Uma fina camada de nevoeiro começava a cobrir a rua e o policial olhava para cima, confuso com a névoa que persistia, apesar do sol forte.
“Nunca consegui parar em um só lugar. Algo… essa mesma voz alienígena em minha cabeça, me mandava seguir adiante, procurar pela Bruma. Sentia-me cada vez mais como um pássaro fora do ninho, que voou para longe e se perdeu, um corvo solitário que procura pelas outras partes de uma identidade quebrada.” O mendigo olhava os pássaros, quase como se pudesse entendê-los. O policial estudava seu rosto, tendo a certeza que via pontas negras crescerem dentre a barba hirsuta. Um corvo?, perguntou-se no instante em que foram engolidos por uma névoa pesada e escura, vinda de lugar nenhum.

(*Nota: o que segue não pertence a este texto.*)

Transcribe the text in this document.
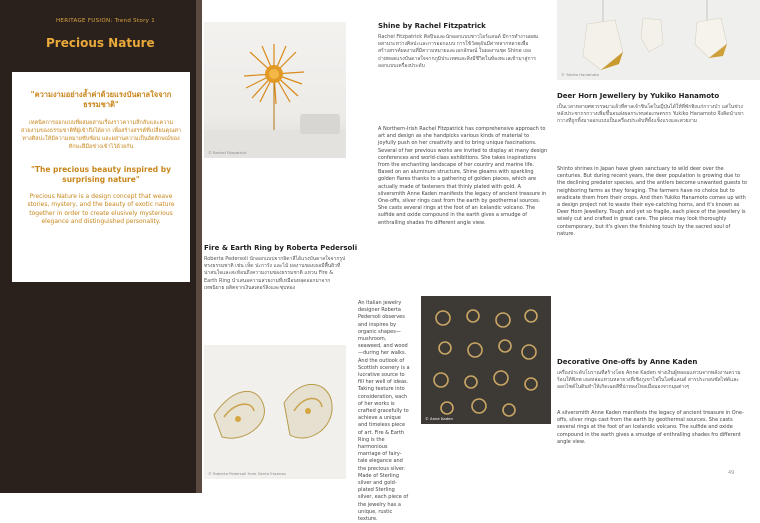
HERITAGE FUSION: Trend Story 1
Precious Nature
"ความงามอย่างล้ำค่าด้วยแรงบันดาลใจจากธรรมชาติ"
เทคนิคการออกแบบที่ผสมผสานเรื่องราวความลึกลับและความสวยงามของธรรมชาติที่ผู้เข้าถึงได้ยาก เพื่อสร้างสรรค์ที่เปลี่ยนคุณค่าทางศิลปะให้มีความหมายซับซ้อน และผสานความเป็นอัตลักษณ์ของทักษะฝีมือช่างเข้าไว้ด้วยกัน
"The precious beauty inspired by surprising nature"
Precious Nature is a design concept that weave stories, mystery, and the beauty of exotic nature together in order to create elusively mysterious elegance and distinguished personality.
© Rachel Fitzpatrick
© Roberta Pedersoli from Gente Essenza
© Yukiko Hanamoto
© Anne Kaden
Shine by Rachel Fitzpatrick
Rachel Fitzpatrick ศิลปินและนักออกแบบชาวไอร์แลนด์ มีการทำงานผสมผสานระหว่างศิลปะและการออกแบบ การใช้วัสดุอันมีค่าหลากหลายเพื่อสร้างสรรค์ผลงานที่มีความหมายและเอกลักษณ์ ในผลงานชุด Shine เธอถ่ายทอดแรงบันดาลใจจากภูมิประเทศและสิ่งมีชีวิตในท้องทะเลเข้ามาสู่การออกแบบเครื่องประดับ
A Northern-Irish Rachel Fitzpatrick has comprehensive approach to art and design as she handpicks various kinds of material to joyfully push on her creativity and to bring unique fascinations. Several of her previous works are invited to display at many design conferences and world-class exhibitions. She takes inspirations from the enchanting landscape of her country and marine life. Based on an aluminum structure, Shine gleams with sparkling golden flares thanks to a gathering of golden pieces, which are actually made of fasteners that thinly plated with gold. A silversmith Anne Kaden manifests the legacy of ancient treasure in One-offs, silver rings cast from the earth by geothermal sources. She casts several rings at the foot of an Icelandic volcano. The sulfide and oxide compound in the earth gives a smudge of enthralling shades fro different angle view.
Deer Horn Jewellery by Yukiko Hanamoto
เป็นเวลาหลายศตวรรษมาแล้วที่ศาลเจ้าชินโตในญี่ปุ่นได้ให้ที่พักพิงแก่กวางป่า แต่ในช่วงหลังประชากรกวางเพิ่มขึ้นจนส่งผลกระทบต่อเกษตรกร Yukiko Hanamoto จึงคิดนำเขากวางที่ถูกทิ้งมาออกแบบเป็นเครื่องประดับที่ทั้งแข็งแรงและสวยงาม
Shinto shrines in Japan have given sanctuary to wild deer over the centuries. But during recent years, the deer population is growing due to the declining predator species, and the antlers become unwanted guests to neighboring farms as they foraging. The farmers have no choice but to eradicate them from their crops. And then Yukiko Hanamoto comes up with a design project not to waste their eye-catching horns, and it's known as Deer Horn Jewellery. Tough and yet so fragile, each piece of the jewellery is wisely cut and crafted in great care. The piece may look thoroughly contemporary, but it's given the finishing touch by the sacred soul of nature.
Fire & Earth Ring by Roberta Pedersoli
Roberta Pedersoli นักออกแบบจากอิตาลีได้แรงบันดาลใจจากรูปทรงธรรมชาติ เช่น เห็ด ปะการัง และไม้ ผลงานของเธอมีพื้นผิวที่น่าสนใจและสะท้อนถึงความงามของธรรมชาติ แหวน Fire & Earth Ring นำเสนอความสวยงามที่เหมือนหลุดออกมาจากเทพนิยาย ผลิตจากเงินสเตอร์ลิงและชุบทอง
An Italian jewelry designer Roberta Pedersoli observes and inspires by organic shapes—mushroom, seaweed, and wood—during her walks. And the outlook of Scottish scenery is a lucrative source to fill her well of ideas. Taking texture into consideration, each of her works is crafted gracefully to achieve a unique and timeless piece of art. Fire & Earth Ring is the harmonious marriage of fairy-tale elegance and the precious silver. Made of Sterling silver and gold-plated Sterling silver, each piece of the jewelry has a unique, rustic texture.
Decorative One-offs by Anne Kaden
เครื่องประดับโบราณที่สร้างโดย Anne Kaden ช่างเงินผู้หลอมแหวนจากพลังงานความร้อนใต้พิภพ เธอหล่อแหวนหลายวงที่เชิงภูเขาไฟในไอซ์แลนด์ สารประกอบซัลไฟด์และออกไซด์ในดินทำให้เกิดเฉดสีที่น่าหลงใหลเมื่อมองจากมุมต่างๆ
A silversmith Anne Kaden manifests the legacy of ancient treasure in One-offs, silver rings cast from the earth by geothermal sources. She casts several rings at the foot of an Icelandic volcano. The sulfide and oxide compound in the earth gives a smudge of enthralling shades fro different angle view.
49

A névoa subiu rapidamente e logo estava alcançando o segundo andar dos prédios. O policial podia escutar dezenas - ou seriam centenas? - de asas batendo em todos os cantos do mundo, ao que parecia. De repente, a névoa mudou. O policial sentiu um espécie de bolha se formando, englobando toda o centro de Londres. Vozes começaram a surgir e os corvos grasnaram vigorosamente. Sem conseguir acreditar no que acontecia, o policial compreendeu duas palavras dos pássaros: traidor e irmão. O mendigo se levantou e começou a caminhar lentamente, produzindo o som afogado de lágrimas escorrendo para dentro da garganta, concordando com as vozes como se finalmente se lembrara de algo há muito esquecido. Por alguns instantes, ele viu o mendigo como um corvo gigantesco e contou três patas. “Me diga seu nome, posso ajudá-lo a--”

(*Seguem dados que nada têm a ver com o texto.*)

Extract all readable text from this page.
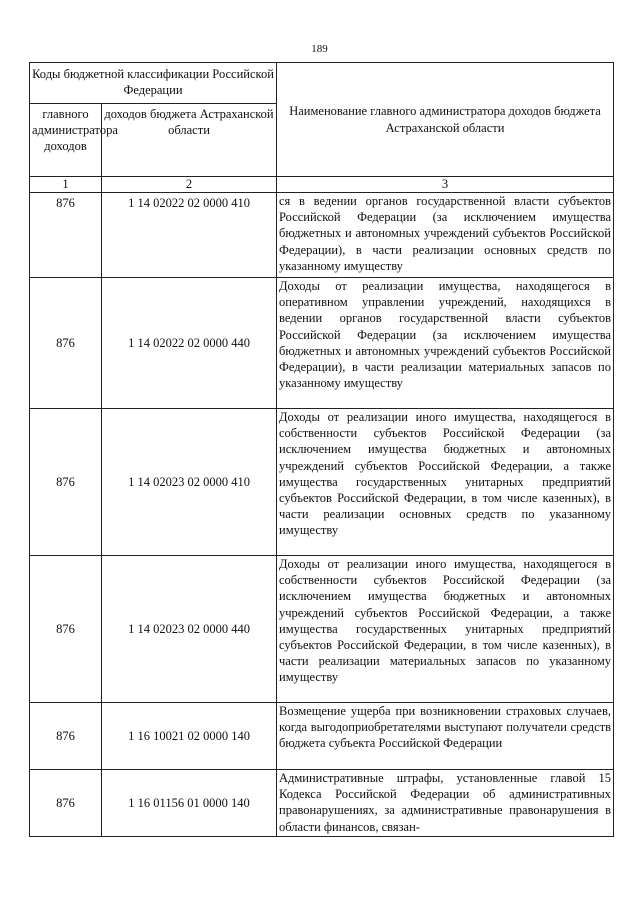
189
Коды бюджетной классификации Российской Федерации		Наименование главного администратора доходов бюджета Астраханской области
главного администратора доходов	доходов бюджета Астраханской области	
1	2	3
876	1 14 02022 02 0000 410	ся в ведении органов государственной власти субъектов Российской Федерации (за исключением имущества бюджетных и автономных учреждений субъектов Российской Федерации), в части реализации основных средств по указанному имуществу
876	1 14 02022 02 0000 440	Доходы от реализации имущества, находящегося в оперативном управлении учреждений, находящихся в ведении органов государственной власти субъектов Российской Федерации (за исключением имущества бюджетных и автономных учреждений субъектов Российской Федерации), в части реализации материальных запасов по указанному имуществу
876	1 14 02023 02 0000 410	Доходы от реализации иного имущества, находящегося в собственности субъектов Российской Федерации (за исключением имущества бюджетных и автономных учреждений субъектов Российской Федерации, а также имущества государственных унитарных предприятий субъектов Российской Федерации, в том числе казенных), в части реализации основных средств по указанному имуществу
876	1 14 02023 02 0000 440	Доходы от реализации иного имущества, находящегося в собственности субъектов Российской Федерации (за исключением имущества бюджетных и автономных учреждений субъектов Российской Федерации, а также имущества государственных унитарных предприятий субъектов Российской Федерации, в том числе казенных), в части реализации материальных запасов по указанному имуществу
876	1 16 10021 02 0000 140	Возмещение ущерба при возникновении страховых случаев, когда выгодоприобретателями выступают получатели средств бюджета субъекта Российской Федерации
876	1 16 01156 01 0000 140	Административные штрафы, установленные главой 15 Кодекса Российской Федерации об административных правонарушениях, за административные правонарушения в области финансов, связан-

“Nomes são poderosos, agora eu me lembro. Não posso entregá-lo assim, Policial.” O homem-corvo disse a palavra como se fosse o verdadeiro nome do homem que ainda estava agachado na calçada. “Dizer meu nome seria como entregar minha alma, deixá-la em suas mãos. Cráá”, o som saiu de sua garganta, horrível e rouco. “Preciso ir, eles me esperaram o suficiente e os Pesadelos estão cada vez mais fortes. É fácil, como não percebi antes? Só preciso seguir a luz do Farol.”

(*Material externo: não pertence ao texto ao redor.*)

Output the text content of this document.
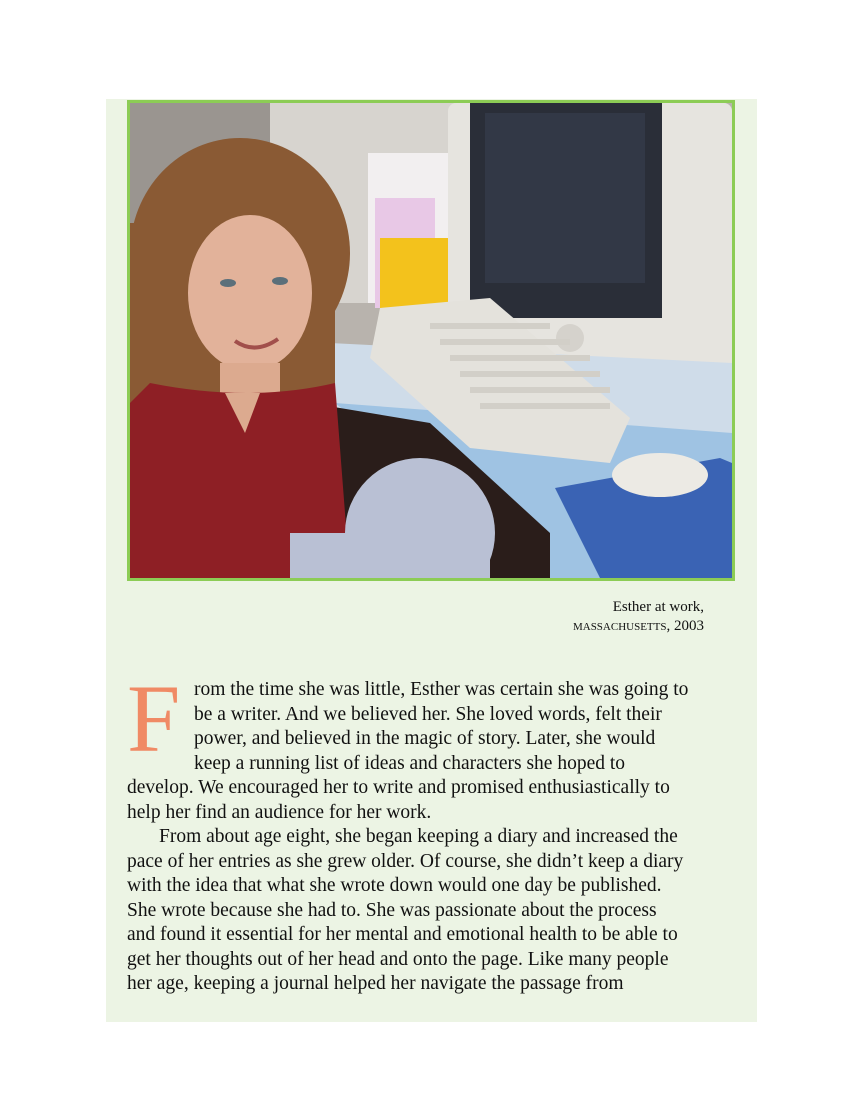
Esther at work,
massachusetts, 2003
F rom the time she was little, Esther was certain she was going to
be a writer. And we believed her. She loved words, felt their
power, and believed in the magic of story. Later, she would
keep a running list of ideas and characters she hoped to
develop. We encouraged her to write and promised enthusiastically to
help her find an audience for her work.
From about age eight, she began keeping a diary and increased the
pace of her entries as she grew older. Of course, she didn’t keep a diary
with the idea that what she wrote down would one day be published.
She wrote because she had to. She was passionate about the process
and found it essential for her mental and emotional health to be able to
get her thoughts out of her head and onto the page. Like many people
her age, keeping a journal helped her navigate the passage from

Tão rápido quanto subiu, a névoa desceu e se extinguiu. O policial se viu sozinho, encostado em um prédio qualquer de Londres, sentindo o uniforme grudado na pele. Tudo se tornou sem sabor e a realidade parecia… menos real. Como se ele estivesse em um dos mundos dentro de um dos Universos. Bem, ele pensou, é um entendimento que desqualifica o Universo enquanto Uni.

Sem o mendigo por perto - ou os corvos, se isso importar, ele fez a única coisa que lhe pareceu plausível: levantou-se e pegou a garrafa de rum. Poucos instantes depois, sua garganta não estava mais seca.